Simultaneously, I applied for about 6 other jobs. One of which was Volunteer Recruitment Coordinator. The recruiter for this one called. Yay! Lots of phone work, she told me for a non-profit that shall remain nameless. Warm leads, not much cold calling. I suited up and went off to interview.

It was a dreary, snowy Buffalo day in January. I was simply buoyant. I can do calls. I’m perky, positive and persuasive. Not a usual combination, but I’m good at it. I had breakfast with my dad and fully caffeinated, headed off to wow them.

I followed my directions only to find myself at a strip mall staring at a sign that said:


I almost threw up. This cannot be my life.

Oh that doesn't fit. I don’t do self-pity. This has got to stop. I closed my burning eyes and thought of Jean Eagan. My grandmother had an unwavering work ethic, driven by having successfully survived the Great Depression and her profound intelligence and perhaps just a smattering of Irish pride. My grandmother was strong and proud and would have no sooner turned away work when she needed it than she would have run down Downing Street naked. I psychologically straightened my pillbox hat, slammed an iron rod in my spine and marched in.

After filling out an application and taking a series of skills assessments, I chat with the recruiter and she tells me when I should report to the agency. I report for this job that I affectionately termed “purgatory” for 6 weeks, 5 ½ weeks longer than the 5 other people that were hired with me. (There is another entry that goes to this topic)

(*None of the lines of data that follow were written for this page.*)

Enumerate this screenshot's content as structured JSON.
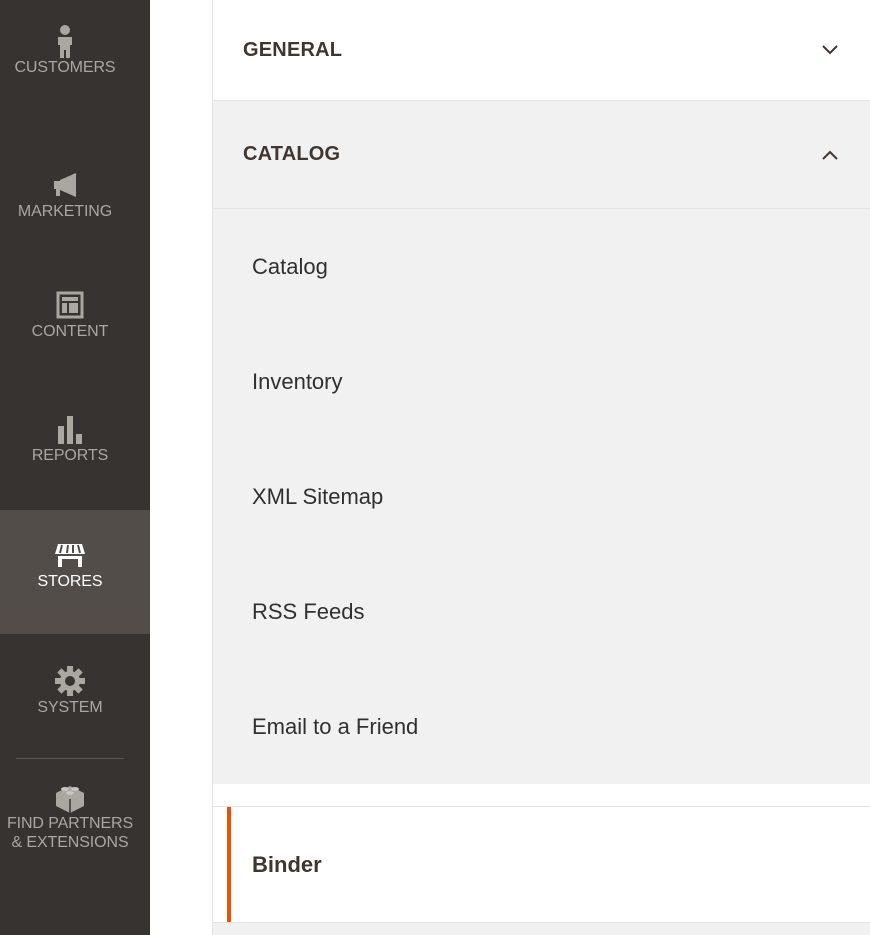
{
  "left_nav": {
    "items": [
      {
        "label": "CUSTOMERS",
        "icon": "person-icon",
        "active": false
      },
      {
        "label": "MARKETING",
        "icon": "megaphone-icon",
        "active": false
      },
      {
        "label": "CONTENT",
        "icon": "layout-icon",
        "active": false
      },
      {
        "label": "REPORTS",
        "icon": "bar-chart-icon",
        "active": false
      },
      {
        "label": "STORES",
        "icon": "storefront-icon",
        "active": true
      },
      {
        "label": "SYSTEM",
        "icon": "gear-icon",
        "active": false
      },
      {
        "label": "FIND PARTNERS",
        "label2": "& EXTENSIONS",
        "icon": "lego-brick-icon",
        "active": false
      }
    ]
  },
  "config_tabs": {
    "general": {
      "title": "GENERAL",
      "expanded": false
    },
    "catalog": {
      "title": "CATALOG",
      "expanded": true,
      "items": [
        {
          "label": "Catalog"
        },
        {
          "label": "Inventory"
        },
        {
          "label": "XML Sitemap"
        },
        {
          "label": "RSS Feeds"
        },
        {
          "label": "Email to a Friend"
        },
        {
          "label": "Binder",
          "current": true
        }
      ]
    }
  },
  "colors": {
    "nav_bg": "#373330",
    "nav_active_bg": "#524d49",
    "nav_text": "#aaa6a0",
    "panel_bg": "#f1f1f1",
    "heading_text": "#41362f",
    "accent": "#eb5202"
  }
}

In the meantime, I waited three weeks and heard nothing from this community agency. I’m pretty surprised but get that it is a tough time for job hunting to say the least. After the appropriate amount of time, I sent a follow up email and for good measure attached my resume again.

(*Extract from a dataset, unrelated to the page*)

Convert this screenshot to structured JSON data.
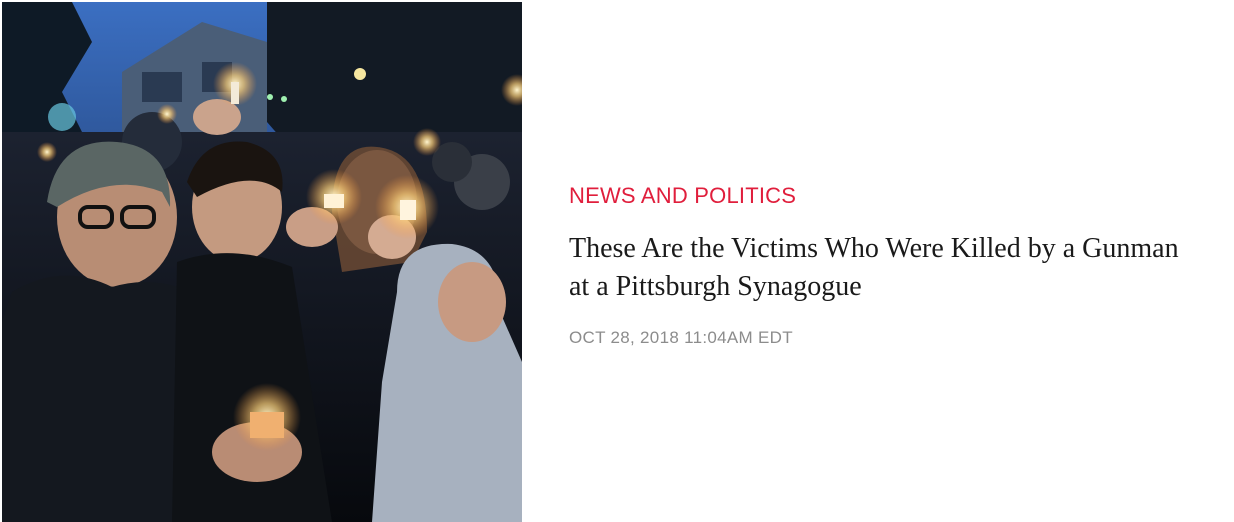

And now the executive director of the neighborhood association calls!

Again, I suited up and this time I am much more prepared for what I am facing. There are very few surprises for me in that I am familiar with the agency and their mission and objectives. I dare say he was surprised as I knocked his socks off!!! He pumped my hand when he repeatedly thanked me for coming in because it was “such a great pleasure.” We move on to second interviews when I learn that I am one of three culled from the pool of 83 applicants. He’ll make his decision over the weekend to allow for the announcement of the hire to be made at the Wednesday board meeting. I am sure that this is mine.

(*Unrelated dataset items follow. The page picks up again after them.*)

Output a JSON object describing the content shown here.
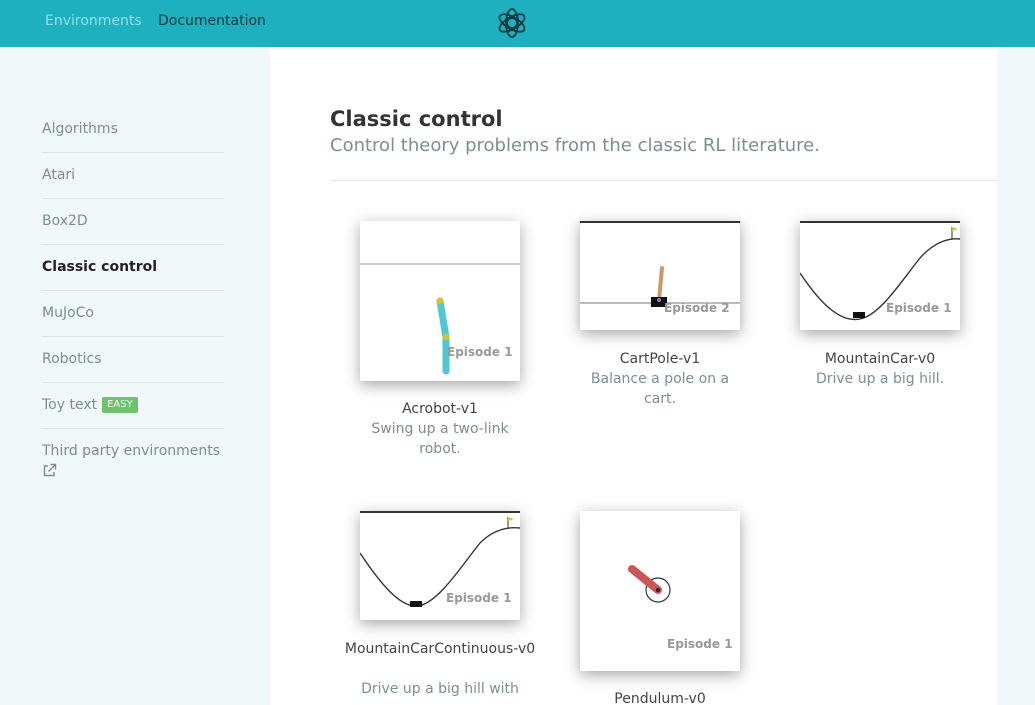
{
  "header": {
    "nav": [
      "Environments",
      "Documentation"
    ],
    "logo_icon": "openai-logo-icon"
  },
  "sidebar": {
    "items": [
      {
        "label": "Algorithms"
      },
      {
        "label": "Atari"
      },
      {
        "label": "Box2D"
      },
      {
        "label": "Classic control",
        "active": true
      },
      {
        "label": "MuJoCo"
      },
      {
        "label": "Robotics"
      },
      {
        "label": "Toy text",
        "badge": "EASY"
      },
      {
        "label": "Third party environments",
        "icon": "external-link-icon"
      }
    ]
  },
  "main": {
    "title": "Classic control",
    "subtitle": "Control theory problems from the classic RL literature.",
    "environments": [
      {
        "name": "Acrobot-v1",
        "desc": "Swing up a two-link robot.",
        "episode": "Episode 1"
      },
      {
        "name": "CartPole-v1",
        "desc": "Balance a pole on a cart.",
        "episode": "Episode 2"
      },
      {
        "name": "MountainCar-v0",
        "desc": "Drive up a big hill.",
        "episode": "Episode 1"
      },
      {
        "name": "MountainCarContinuous-v0",
        "desc": "Drive up a big hill with",
        "episode": "Episode 1"
      },
      {
        "name": "Pendulum-v0",
        "desc": "",
        "episode": "Episode 1"
      }
    ]
  },
  "colors": {
    "header": "#1eb0bf",
    "badge": "#6cc36c",
    "acrobot_link": "#4fc8d3",
    "pendulum": "#cc5555"
  }
}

That was Friday. Monday comes and goes. Well, he mustn’t have been able to reach the executive committee. Tuesday morning comes and goes. One o’clock rolls around and I have to screen out a call that I don’t recognize while on the phone with a long-awaited human being on the customer service line. It is the executive director with a vague message with the comment that he would follow up on email. This does not sound good. I immediately call back and am told that he must have just left. Coward. Then I get the email. I did not get the job.

That is what prompted my sweet sweet husband to write this. Thank you.